Most cavers have sublimated the acquisitiveness/asthetic urges and worked on the protection problem by working to control access. They have made great strides in convincing university science to extract more information from smaller samples. Those who brave the ire of other cavers/rockhounds by appropriately being both are working hard to nudge recreational rock collectors to a more conservative ethic--http://www.amfed.org/ethics.htm. This isn't going to happen overnight. Hey, cave protection took a hundred years to implement, and we're not there yet. But cavers who go ballistic about stal taken from mines/quarries which are going to be destroyed don't help the long-range cause. Think of it as slowly boiling the frog...
Most of the people I know who haul large non-cave rocks or multiple samples from geology field trips are teachers with classrooms of kids who can't go on the field trips, and many of whom have seen very few rocks in person. Sounds weird, but with kids being increasingly kept inside, it's the truth. Why samples and not photos? Because it is real and not virtual. The same reason scoutleaders want to take their charges underground, instead of just giving them a slideshow.Existing laws are inadequate...

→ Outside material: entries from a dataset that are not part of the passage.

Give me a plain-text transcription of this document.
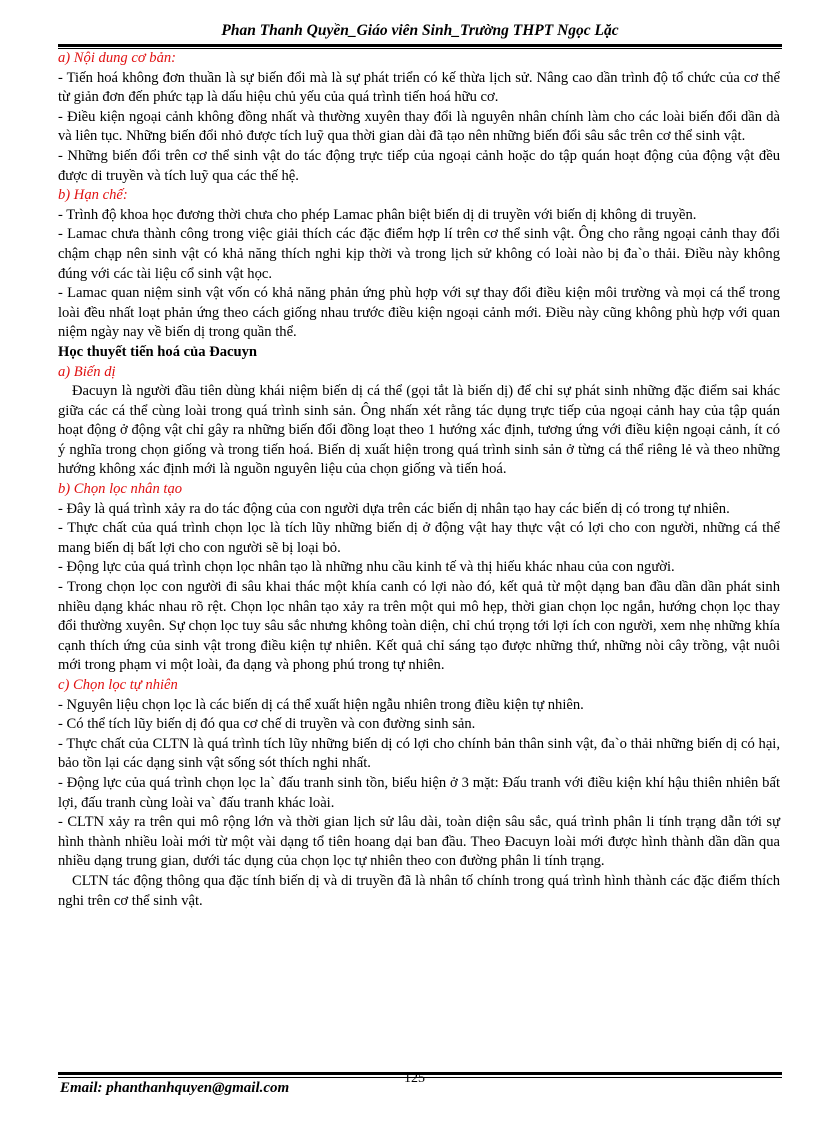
Phan Thanh Quyền_Giáo viên Sinh_Trường THPT Ngọc Lặc

a) Nội dung cơ bản:

- Tiến hoá không đơn thuần là sự biến đổi mà là sự phát triển có kế thừa lịch sử. Nâng cao dần trình độ tổ chức của cơ thể từ giản đơn đến phức tạp là dấu hiệu chủ yếu của quá trình tiến hoá hữu cơ.

- Điều kiện ngoại cảnh không đồng nhất và thường xuyên thay đổi là nguyên nhân chính làm cho các loài biến đổi dần dà và liên tục. Những biến đổi nhỏ được tích luỹ qua thời gian dài đã tạo nên những biến đổi sâu sắc trên cơ thể sinh vật.

- Những biến đổi trên cơ thể sinh vật do tác động trực tiếp của ngoại cảnh hoặc do tập quán hoạt động của động vật đều được di truyền và tích luỹ qua các thế hệ.

b) Hạn chế:

- Trình độ khoa học đương thời chưa cho phép Lamac phân biệt biến dị di truyền với biến dị không di truyền.

- Lamac chưa thành công trong việc giải thích các đặc điểm hợp lí trên cơ thể sinh vật. Ông cho rằng ngoại cảnh thay đổi chậm chạp nên sinh vật có khả năng thích nghi kịp thời và trong lịch sử không có loài nào bị đa`o thải. Điều này không đúng với các tài liệu cổ sinh vật học.

- Lamac quan niệm sinh vật vốn có khả năng phản ứng phù hợp với sự thay đổi điều kiện môi trường và mọi cá thể trong loài đều nhất loạt phản ứng theo cách giống nhau trước điều kiện ngoại cảnh mới. Điều này cũng không phù hợp với quan niệm ngày nay về biến dị trong quần thể.

Học thuyết tiến hoá của Đacuyn

a) Biến dị

Đacuyn là người đầu tiên dùng khái niệm biến dị cá thể (gọi tắt là biến dị) để chỉ sự phát sinh những đặc điểm sai khác giữa các cá thể cùng loài trong quá trình sinh sản. Ông nhấn xét rằng tác dụng trực tiếp của ngoại cảnh hay của tập quán hoạt động ở động vật chỉ gây ra những biến đổi đồng loạt theo 1 hướng xác định, tương ứng với điều kiện ngoại cảnh, ít có ý nghĩa trong chọn giống và trong tiến hoá. Biến dị xuất hiện trong quá trình sinh sản ở từng cá thể riêng lẻ và theo những hướng không xác định mới là nguồn nguyên liệu của chọn giống và tiến hoá.

b) Chọn lọc nhân tạo

- Đây là quá trình xảy ra do tác động của con người dựa trên các biến dị nhân tạo hay các biến dị có trong tự nhiên.

- Thực chất của quá trình chọn lọc là tích lũy những biến dị ở động vật hay thực vật có lợi cho con người, những cá thể mang biến dị bất lợi cho con người sẽ bị loại bỏ.

- Động lực của quá trình chọn lọc nhân tạo là những nhu cầu kinh tế và thị hiếu khác nhau của con người.

- Trong chọn lọc con người đi sâu khai thác một khía canh có lợi nào đó, kết quả từ một dạng ban đầu dần dần phát sinh nhiều dạng khác nhau rõ rệt. Chọn lọc nhân tạo xảy ra trên một qui mô hẹp, thời gian chọn lọc ngắn, hướng chọn lọc thay đổi thường xuyên. Sự chọn lọc tuy sâu sắc nhưng không toàn diện, chỉ chú trọng tới lợi ích con người, xem nhẹ những khía cạnh thích ứng của sinh vật trong điều kiện tự nhiên. Kết quả chỉ sáng tạo được những thứ, những nòi cây trồng, vật nuôi mới trong phạm vi một loài, đa dạng và phong phú trong tự nhiên.

c) Chọn lọc tự nhiên

- Nguyên liệu chọn lọc là các biến dị cá thể xuất hiện ngẫu nhiên trong điều kiện tự nhiên.

- Có thể tích lũy biến dị đó qua cơ chế di truyền và con đường sinh sản.

- Thực chất của CLTN là quá trình tích lũy những biến dị có lợi cho chính bản thân sinh vật, đa`o thải những biến dị có hại, bảo tồn lại các dạng sinh vật sống sót thích nghi nhất.

- Động lực của quá trình chọn lọc la` đấu tranh sinh tồn, biểu hiện ở 3 mặt: Đấu tranh với điều kiện khí hậu thiên nhiên bất lợi, đấu tranh cùng loài va` đấu tranh khác loài.

- CLTN xảy ra trên qui mô rộng lớn và thời gian lịch sử lâu dài, toàn diện sâu sắc, quá trình phân li tính trạng dẫn tới sự hình thành nhiều loài mới từ một vài dạng tổ tiên hoang dại ban đầu. Theo Đacuyn loài mới được hình thành dần dần qua nhiều dạng trung gian, dưới tác dụng của chọn lọc tự nhiên theo con đường phân li tính trạng.

CLTN tác động thông qua đặc tính biến dị và di truyền đã là nhân tố chính trong quá trình hình thành các đặc điểm thích nghi trên cơ thể sinh vật.

125
Email: phanthanhquyen@gmail.com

I can catch somebody redhanded exiting a "private cave" with speleothems and get nowhere prosecuting them, because the prosecuter won't push it (PROVE the speleothems came from the cave in question???)(true story: In Chinn Springs down in Ark some kids got in, destroying the gates, spray painted the walls with their names even, and the prosecuter would NOT prosecute!! He said he had more pressing matters... namely meth...)
The laws are perfectly fine--they need to balance property rights with society's interests. It's prosecution (and public desire for it) which is inadequate. The landowners need to be motivated, since only they have standing in most "stal as personal property" cases. Lack of motivation goes back to public education--and geology/karst education in most K-12 public schools in the US is pitiful. People don't care about things they don't know about, and won't lift a finger to preserve them if they are taught all their lives they are valueless per se (like rocks). More people turn out to protect animals and other people because they have been taught to care about them. Prosecution of existing cave laws isn't going to get better until people demand it.Define "selective and minimal"...
I will (with a blanket statement): None. NO speleothems, because the alternative is a whole lot of gray areas that rend the black and white areas unenforceable.
Teresa wrote:
I agree the devil is in the details. I'm perfectly happy to protect and preserve caves, work towards getting the most possible data from minimal collection from caves and work towards changing rock collection ethics to more responsible behavior. I'm not willing say all collection is wrong, at all times and for all reasons.
Wanna help the effort? Work towards getting cave stal labeled as "Leaverite", but recognize there is a difference between responsible collection and kleptomania.